The ongoing transformation to "precision" preventive care, diagnostics, and therapies provides a clear impetus to include clinical nuance in setting prescription drug cost-sharing levels. To keep pace with the rapid movement toward targeted clinical interventions, the existing "static" drug cost-sharing structure should evolve to a more "dynamic" configuration. Such a transition to a more nuanced approach is supported by several factors, including: 1) an increasing number of evidence-based protocols recommending specific genetic markers, companion diagnostics, or patient-specific factors; and 2) the natural history of many chronic conditions often necessitates the use of multiple evidence-based therapies to achieve desired clinical outcomes. Clinical scenarios often require a patient to take multiple drugs simultaneously and/or cycle through multiple drugs to effectively treat a specific condition.
The implementation of these transformative, yet intuitive, design features are often at odds with the fact that: 1) most health plans require certain steps be performed by a patient before access to additional or more expensive therapies is granted (ie, step-edit); and 2) in many clinical scenarios, a patient will face higher cost-sharing for recommended treatments when first-line therapy is not indicated or does not work. When faced with clinically appropriate alternatives beyond first-line agents, a patient is often unable to escape higher out-of-pocket costs for essential medications.

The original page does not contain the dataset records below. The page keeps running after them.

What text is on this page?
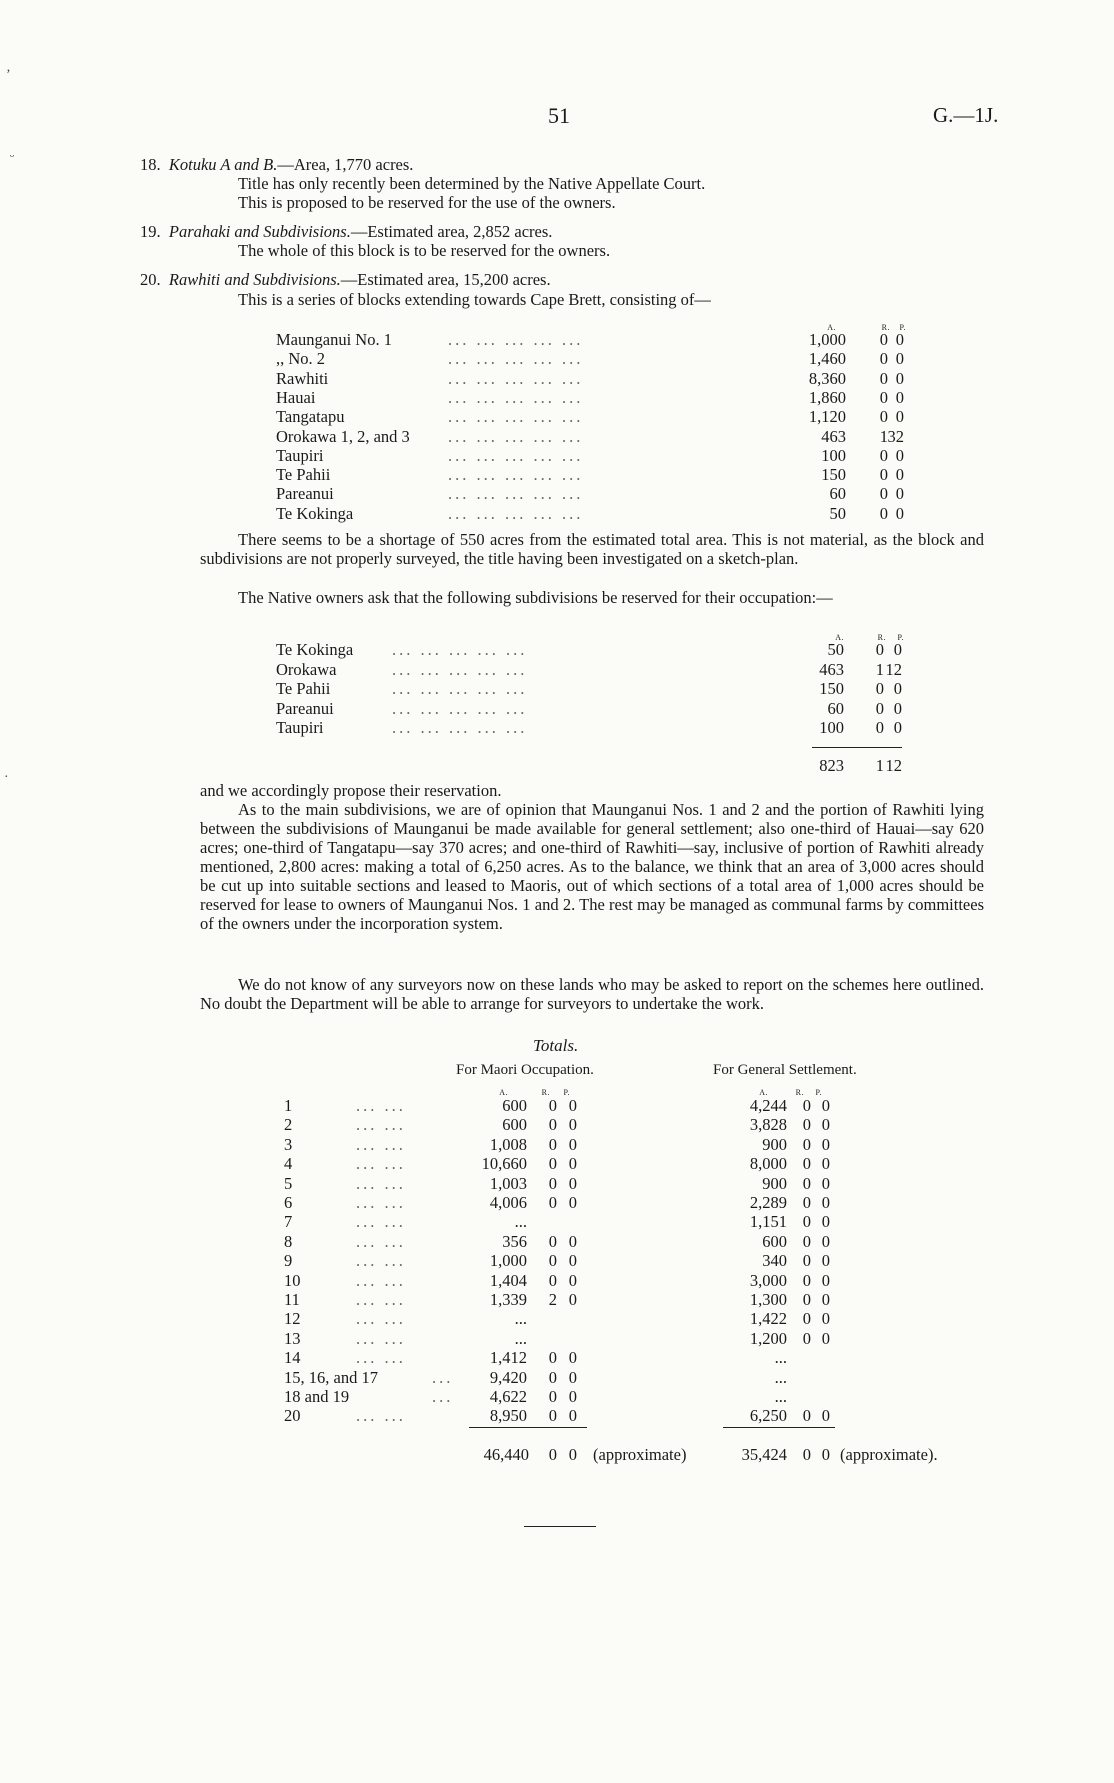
51	G.—1J.
18. Kotuku A and B.—Area, 1,770 acres.
Title has only recently been determined by the Native Appellate Court.
This is proposed to be reserved for the use of the owners.
19. Parahaki and Subdivisions.—Estimated area, 2,852 acres.
The whole of this block is to be reserved for the owners.
20. Rawhiti and Subdivisions.—Estimated area, 15,200 acres.
This is a series of blocks extending towards Cape Brett, consisting of—
A.	R. P.
Maunganui No. 1	... ... ... ... ...	1,000 0 0
,, No. 2	... ... ... ... ...	1,460 0 0
Rawhiti	... ... ... ... ...	8,360 0 0
Hauai	... ... ... ... ...	1,860 0 0
Tangatapu	... ... ... ... ...	1,120 0 0
Orokawa 1, 2, and 3 ... ... ... ... ...	463 1 32
Taupiri	... ... ... ... ...	100 0 0
Te Pahii	... ... ... ... ...	150 0 0
Pareanui	... ... ... ... ...	60 0 0
Te Kokinga	... ... ... ... ...	50 0 0

There seems to be a shortage of 550 acres from the estimated total area. This is not material, as the block and subdivisions are not properly surveyed, the title having been investigated on a sketch-plan.

The Native owners ask that the following subdivisions be reserved for their occupation:—

A.	R. P.
Te Kokinga ... ... ... ... ...	50 0 0
Orokawa	... ... ... ... ...	463 1 12
Te Pahii	... ... ... ... ...	150 0 0
Pareanui	... ... ... ... ...	60 0 0
Taupiri	... ... ... ... ...	100 0 0
823 1 12

and we accordingly propose their reservation.

As to the main subdivisions, we are of opinion that Maunganui Nos. 1 and 2 and the portion of Rawhiti lying between the subdivisions of Maunganui be made available for general settlement; also one-third of Hauai—say 620 acres; one-third of Tangatapu—say 370 acres; and one-third of Rawhiti—say, inclusive of portion of Rawhiti already mentioned, 2,800 acres: making a total of 6,250 acres. As to the balance, we think that an area of 3,000 acres should be cut up into suitable sections and leased to Maoris, out of which sections of a total area of 1,000 acres should be reserved for lease to owners of Maunganui Nos. 1 and 2. The rest may be managed as communal farms by committees of the owners under the incorporation system.

We do not know of any surveyors now on these lands who may be asked to report on the schemes here outlined. No doubt the Department will be able to arrange for surveyors to undertake the work.

Totals.
For Maori Occupation.	For General Settlement.
A.	R. P.	A.	R. P.
1	... ...	600 0 0	4,244 0 0
2	... ...	600 0 0	3,828 0 0
3	... ...	1,008 0 0	900 0 0
4	... ...	10,660 0 0	8,000 0 0
5	... ...	1,003 0 0	900 0 0
6	... ...	4,006 0 0	2,289 0 0
7	... ...	...	1,151 0 0
8	... ...	356 0 0	600 0 0
9	... ...	1,000 0 0	340 0 0
10	... ...	1,404 0 0	3,000 0 0
11	... ...	1,339 2 0	1,300 0 0
12	... ...	...	1,422 0 0
13	... ...	...	1,200 0 0
14	... ...	1,412 0 0	...
15, 16, and 17	... 9,420 0 0	...
18 and 19	... 4,622 0 0	...
20	... ...	8,950 0 0	6,250 0 0
46,440 0 0 (approximate)	35,424 0 0 (approximate).
‚
ᵕ
·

Thus, an individual enrolled in a multi-tier formulary who perfectly complies with the treatment steps required by his/her health plan (aka “The Good Soldier”), but cannot safely take or does not respond to first-line therapy, faces ‘double jeopardy’ in that 1) their individual clinical circumstance does not permit the benefit from a lower cost agent, and 2) the recommended second-line therapy often has substantially higher consumer cost-sharing. An unintended outcome of these commonly employed prescription drug programs is that the sickest patients are often those who face the highest financial burdens.

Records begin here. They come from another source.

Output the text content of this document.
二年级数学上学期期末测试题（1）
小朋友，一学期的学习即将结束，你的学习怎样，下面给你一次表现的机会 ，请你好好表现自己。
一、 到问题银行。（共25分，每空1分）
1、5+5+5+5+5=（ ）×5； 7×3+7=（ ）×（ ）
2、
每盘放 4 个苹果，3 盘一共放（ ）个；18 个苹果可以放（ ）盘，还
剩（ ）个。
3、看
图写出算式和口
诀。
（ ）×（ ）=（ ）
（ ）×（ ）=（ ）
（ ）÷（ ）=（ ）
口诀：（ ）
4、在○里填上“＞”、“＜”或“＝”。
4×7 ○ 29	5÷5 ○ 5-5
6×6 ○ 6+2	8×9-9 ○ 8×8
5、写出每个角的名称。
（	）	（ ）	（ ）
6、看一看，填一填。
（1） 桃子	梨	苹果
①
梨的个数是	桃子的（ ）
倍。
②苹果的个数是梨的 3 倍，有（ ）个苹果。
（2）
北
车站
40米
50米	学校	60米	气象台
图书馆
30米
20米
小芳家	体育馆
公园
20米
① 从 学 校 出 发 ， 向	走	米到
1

A growing body of evidence concludes that increases in consumer cost-sharing in these vulnerable patient cohorts leads to a reduction in the use of essential services, worsens health disparities, and in some cases leads to greater costs for the patient, the health plan, and society.7 To mitigate these issues and prevent patients from being penalized for circumstances beyond their control, innovative solutions are warranted.
The rapid expansion of precision medicine has important implications for how drug management strategies should be implemented. As treatment recommendations are increasingly based on individual patient characteristics (genotypic or phenotypic) and/or the natural history/progression of disease, a clinically nuanced drug benefit that acknowledges multiple treatment options for a single condition or patient is warranted. "Reward the Good Solider" is one such "dynamic design." The fundamental principle of this concept is to lower consumer cost sharing for clinically indicated services for those patients who diligently follow the required steps for their specific condition, but need an alternative treatment option.
The essence of the Reward the Good Soldier design strongly commits to existing policies that encourage first-line use of lower cost therapies when clinically indicated. The implementation is similar to commonly used step-therapy programs, with the important difference that consumer cost-sharing levels are lowered for the second-line (or third-line) treatment alternative, only when the first-line therapy is contraindicated or is deemed ineffective at achieving the desired clinical outcome. While an existing step-edit program is a common framework on which to build a Reward the Good Soldier design, the use of a step-edit program is neither a prerequisite nor required element to implement this dynamic benefit approach.
The precision medicine movement is founded on the principle that the health benefits provided by a particular service depend on the specific clinical circumstances around its use. The use of targeted and sequential therapies in a growing number of clinical circumstances supports the elimination of an archaic prescription drug cost-sharing model that does not share this fundamental premise. In its place, the implementation of a "dynamic" approach to drug cost-sharing that enhances access to effective, clinically appropriate therapies, improves patient outcomes, aligns with quality-driven provider initiatives, and promotes efficient expenditures for the payer is clearly warranted. Such innovation is an important and necessary step forward if the goal of “Right drug, right person, right time, right price” is to be ultimately achieved.
1. Chernew M. J Gen Int Med. 2010;25;243-8.
2. Goldman D. JAMA. 2007;298;61-9.
3. Trivedi NEJM. 2008;358:375-383.
4. Trivedi A. NEJM. 2010;362(4):320-8.
5. Kaiser Family Foundation/New York Times Medical Bills Survey http://kff.org/health-costs/press-release/new-kaisernew-york-times-survey-finds-one-in-five-working-age-americans-with-health-insurance-report-problems-paying-medical-bills/ (accessed May 25, 2016).
6. Chernew M. Health Affairs. 2007;26(2):195-203.
7. Chernew M. J Gen Int Med. 2008;23(8):1131-6.